In Paul’s letter to the Romans, this path for Christians is quite clearly defined as the path of love, the path of hope, the path of generosity.  It is the path of caring for the poor, of supporting those who are mourning, of seeking peace.  Does any of this sound familiar?
This past week the whole nation has been trying to understand how it feels about the death of the Leader of Her Majesty’s Loyal Opposition, Jack Layton.  People are writing on walls, they are tweeting, they are writing in newspapers, they are crying out that now famous phrase, “Love is better than anger, hope is better than fear, and optimism is better than despair.  So let us be loving, hopeful, and optimistic, and we’ll change the world.”  These words echoed for people because, people long for them.  Regardless of political stripe you would be hard pressed to find someone who doesn’t within their hearts want a world of love, hope, and optimism.  But all too often we cynically advocate for something else.
If these words rang true, if these words resonated, if these words sounded familiar, it is because they are incredibly grounded in the Christian faith.  This is Paul through and through.
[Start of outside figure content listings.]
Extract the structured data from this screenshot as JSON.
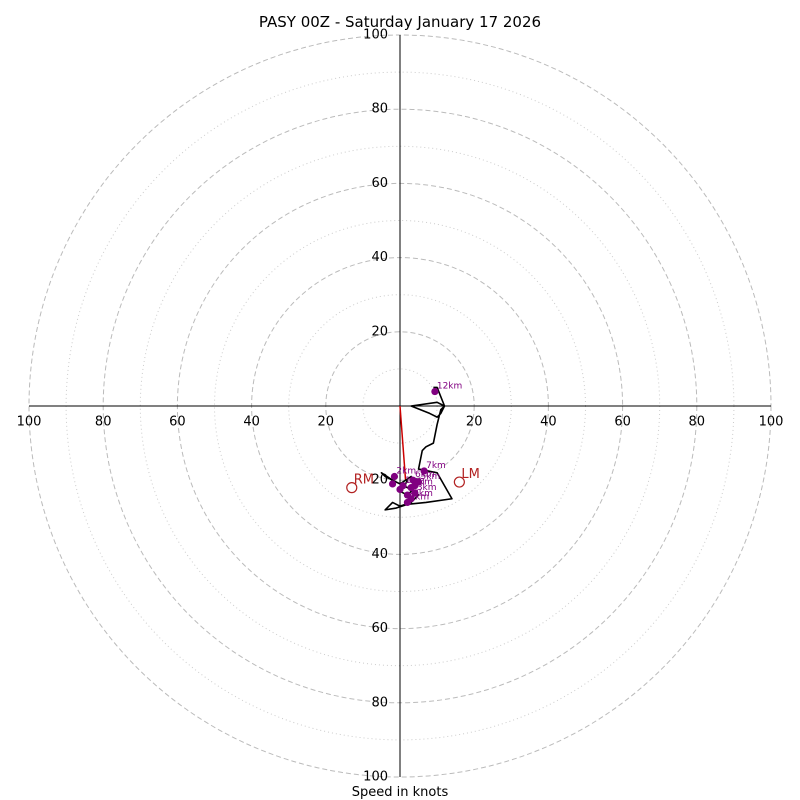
{
  "chart_data": {
    "type": "hodograph",
    "title": "PASY 00Z - Saturday January 17 2026",
    "xlabel": "Speed in knots",
    "range": [
      -100,
      100
    ],
    "ring_major": [
      20,
      40,
      60,
      80,
      100
    ],
    "ring_minor": [
      10,
      30,
      50,
      70,
      90
    ],
    "tick_labels": {
      "x_left": [
        "100",
        "80",
        "60",
        "40",
        "20"
      ],
      "x_right": [
        "20",
        "40",
        "60",
        "80",
        "100"
      ],
      "y_up": [
        "20",
        "40",
        "60",
        "80",
        "100"
      ],
      "y_down": [
        "20",
        "40",
        "60",
        "80",
        "100"
      ]
    },
    "hodograph_line": [
      [
        2,
        -20
      ],
      [
        1,
        -22
      ],
      [
        0,
        -23
      ],
      [
        2,
        -24
      ],
      [
        4,
        -22
      ],
      [
        3,
        -19
      ],
      [
        0,
        -21
      ],
      [
        -4,
        -19
      ],
      [
        -5,
        -18
      ],
      [
        -2,
        -20
      ],
      [
        2,
        -22
      ],
      [
        5,
        -24
      ],
      [
        3,
        -26
      ],
      [
        0,
        -27
      ],
      [
        -2,
        -26
      ],
      [
        -4,
        -28
      ],
      [
        -1,
        -27.5
      ],
      [
        2,
        -26.5
      ],
      [
        7,
        -26
      ],
      [
        14,
        -25
      ],
      [
        10,
        -18
      ],
      [
        5,
        -17
      ],
      [
        6,
        -12
      ],
      [
        7,
        -11
      ],
      [
        9,
        -10
      ],
      [
        10,
        -5
      ],
      [
        11,
        -1
      ],
      [
        12,
        0
      ],
      [
        10,
        1
      ],
      [
        3,
        0
      ],
      [
        8,
        -2
      ],
      [
        10,
        -3
      ],
      [
        11,
        -2
      ],
      [
        12,
        0
      ],
      [
        10,
        5
      ],
      [
        9,
        5
      ]
    ],
    "km_points": [
      {
        "label": "12km",
        "u": 9.4,
        "v": 3.9
      },
      {
        "label": "7km",
        "u": 6.5,
        "v": -17.5
      },
      {
        "label": "2km",
        "u": -1.5,
        "v": -19
      },
      {
        "label": "6km",
        "u": 3.5,
        "v": -20
      },
      {
        "label": "5km",
        "u": 5,
        "v": -20.5
      },
      {
        "label": "1km",
        "u": 0.8,
        "v": -21.5
      },
      {
        "label": "4km",
        "u": 3,
        "v": -22
      },
      {
        "label": "3km",
        "u": 4,
        "v": -23.5
      },
      {
        "label": "8km",
        "u": 3,
        "v": -25
      },
      {
        "label": "9km",
        "u": 2,
        "v": -26
      }
    ],
    "extra_points": [
      [
        -2,
        -21
      ],
      [
        0,
        -22.5
      ],
      [
        2,
        -24
      ],
      [
        4,
        -21.5
      ]
    ],
    "shear_line": [
      [
        0,
        0
      ],
      [
        1.5,
        -20
      ]
    ],
    "storm_motion": {
      "RM": {
        "label": "RM",
        "u": -13,
        "v": -22
      },
      "LM": {
        "label": "LM",
        "u": 16,
        "v": -20.5
      }
    },
    "colors": {
      "ring": "#bbbbbb",
      "trace": "#000000",
      "points": "#800080",
      "shear": "#cc0000",
      "motion": "#b22222"
    }
  }
}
But since the church in many ways has forgotten to preach and to live those words, Canada has turned to someone else for that fundamental Gospel truth.  People long for that message grounded in love, grounded in hope, grounded in generosity.  Jack Layton, a lifelong United Church member who continued to be active within the church through his adult life is offering up his faith to the world.  Trying to live it in the world around him.
This is what it means to be Christian.  It is not just a matter of believing in Jesus and then washing our hands of the world.  To quote Richard Rohr, if this were the case “One could be warlike, greedy, a racist, selfish and vain, and still believe that Jesus is their “personal Lord and Saviour.” The world has no time for such silliness anymore.  The suffering on earth is too great.”  To be Christian we cannot separate our faith from the world.  We cannot withhold that same love which has been so freely given to us from the world around us.  We cannot say Christianity is only about our hearts, when every prophet, every saint, and Jesus Christ has not only held love, but lived it in the world.
We are Christians, we are part of a holy community, stretching back through history to that greatest act of love on the cross.  With a fire burning in our hearts, a fire, like the burning bush that doesn’t consume but enlightens; it is not our duty, it is our opportunity to embody love in the world.  To not hoard that fire, that understanding of grace, that awareness that we are the beloved children of God, but rather to share it with all we meet.  It is our privilege to join with Christ in offering that self-giving love to the world.  It is our privilege to answer Paul’s call to embody faith, hope, and above all love.  It is our privilege, to walk with Moses with that fire within us, going to places where there is only anger, only fear, only despair, to those places where there is injustice, where there is slavery and oppression, and to shine that light in the darkness.  Thanks be to God, Amen.